Теперь у нас возникла еще одна невероятная задержка, поскольку мистер Морли решил найти в Бриджпорте открытый магазин и купить там себе спальный мешок или хотя бы какое-нибудь полотняное или брезентовое покрытие, чтобы спать на высоте девять тысяч футов: судя по ночи, проведенной на четырех тысячах, там будет довольно прохладно.

Мы с Джафи ждали его, сидя на уже припекавшем десятичасовом солнышке, на травке школьного двора, наблюдая за случайным и лаконичным движением по совершенно неоживленному шоссе и обсуждая шансы молодого индейца-автостопщика, пытавшегося уехать на север. Мы с теплотой говорили о нем.

— Вот что мне нравится: ездить везде стопом, ты абсолютно свободен, хотя вообрази только, что при этом ты индеец. Черт возьми, Смит, пошли поговорим с ним и пожелаем ни пуха ни пера.

Индеец оказался не очень разговорчив, но дружелюбен и сказал нам, что по 395-му он продвигается довольно медленно. Мы пожелали ему удачи. А меж тем в этом крохотном городке Морли вообще куда-то пропал.

— Что он там делает — поднимает всех лавочников с постели?

Наконец Морли вернулся и сказал, что ничего нет и остается одно — занять пару одеял в охотничьем домике у озера. Мы сели в машину, проехали несколько сотен ярдов назад по шоссе и свернули на юг, к блестящим нетронутым снегам в синей вышине.
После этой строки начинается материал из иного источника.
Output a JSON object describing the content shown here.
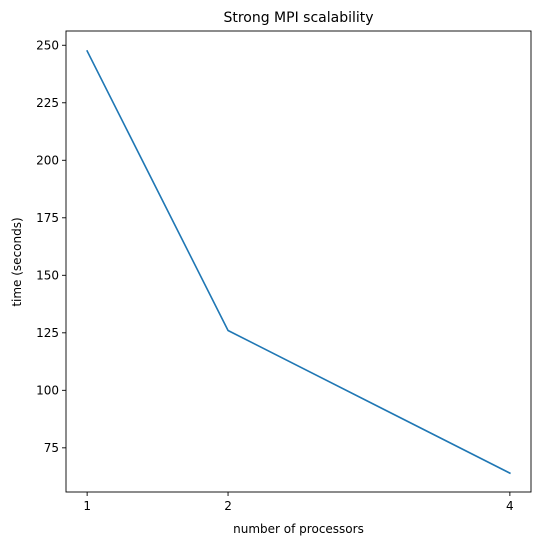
{
  "chart_data": {
    "type": "line",
    "title": "Strong MPI scalability",
    "xlabel": "number of processors",
    "ylabel": "time (seconds)",
    "x": [
      1,
      2,
      4
    ],
    "series": [
      {
        "values": [
          247.5,
          126,
          64
        ],
        "color": "#1f77b4"
      }
    ],
    "xlim": [
      0.85,
      4.15
    ],
    "ylim": [
      55.8,
      256.2
    ],
    "x_ticks": [
      "1",
      "2",
      "4"
    ],
    "y_ticks": [
      "75",
      "100",
      "125",
      "150",
      "175",
      "200",
      "225",
      "250"
    ],
    "grid": false,
    "legend": "none"
  }
}
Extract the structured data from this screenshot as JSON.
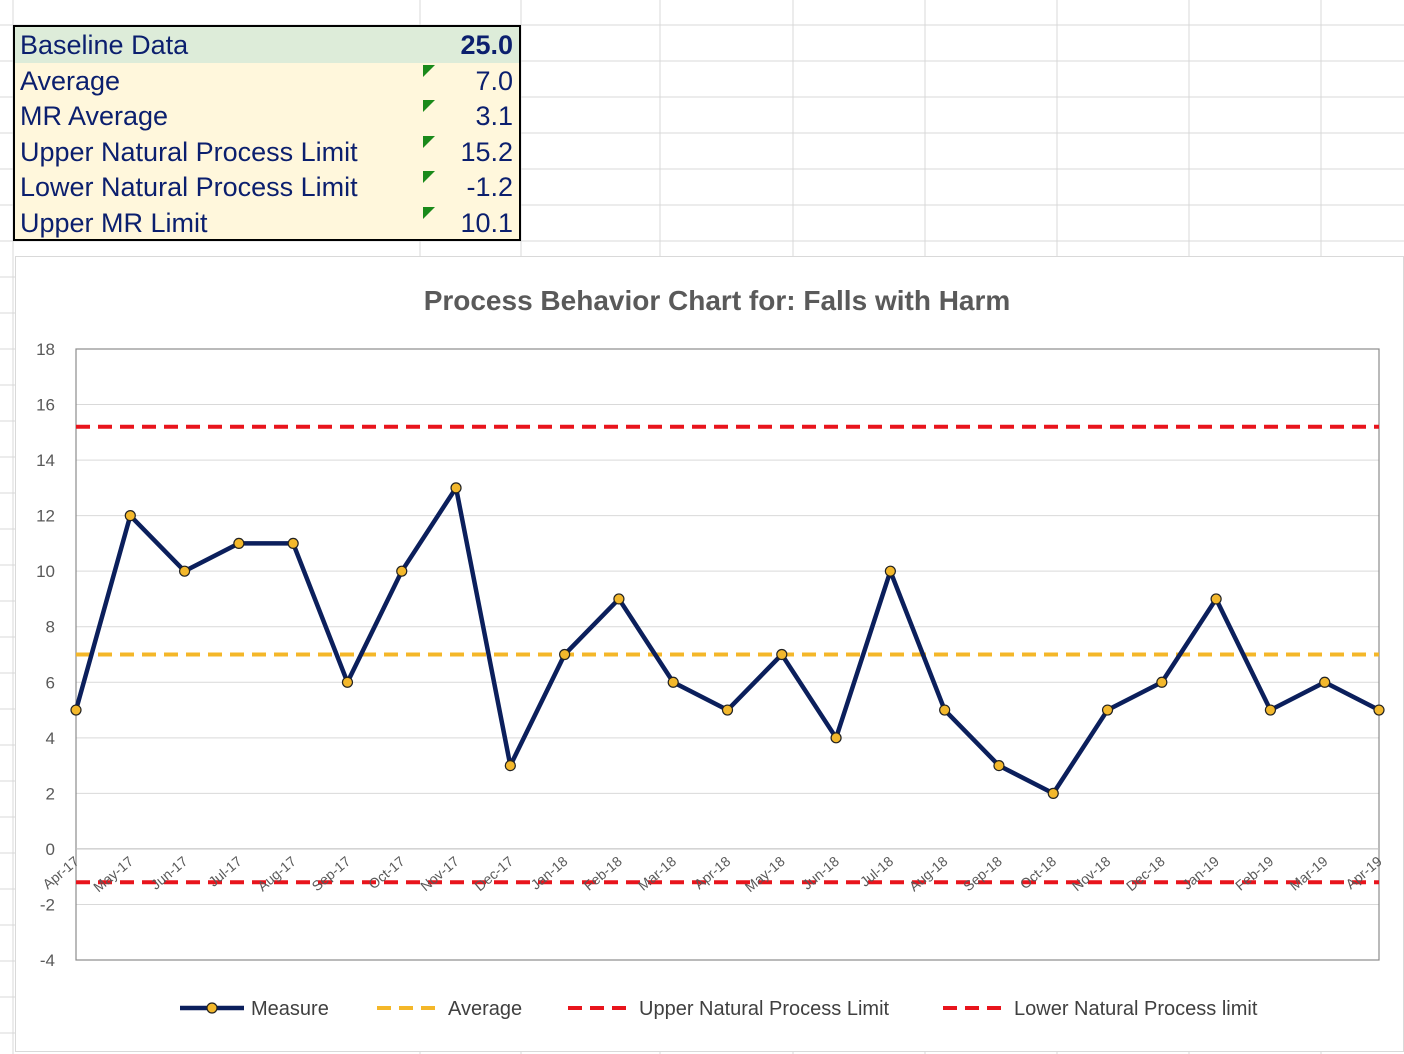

Проехали вдоль берега живописных озер-Близнецов и подкатили к домику, который оказался большим белым каркасным постоялым двором. Морли зашел и уплатил пять долларов за два одеяла на ночь. В дверях стояла женщина, уперев руки в бока; лаяли собаки. Дорога была пыльной — грунтовка, а озеро — небесной чистоты. В нем идеально отражались утесы и предгорья. Но впереди шли ремонтные работы и клубилась желтая пыль: как раз там придется пройти немного по берегу, а уж потом переходить ручей в конце озера и углубляться в заросли, из которых вверх идет тропа.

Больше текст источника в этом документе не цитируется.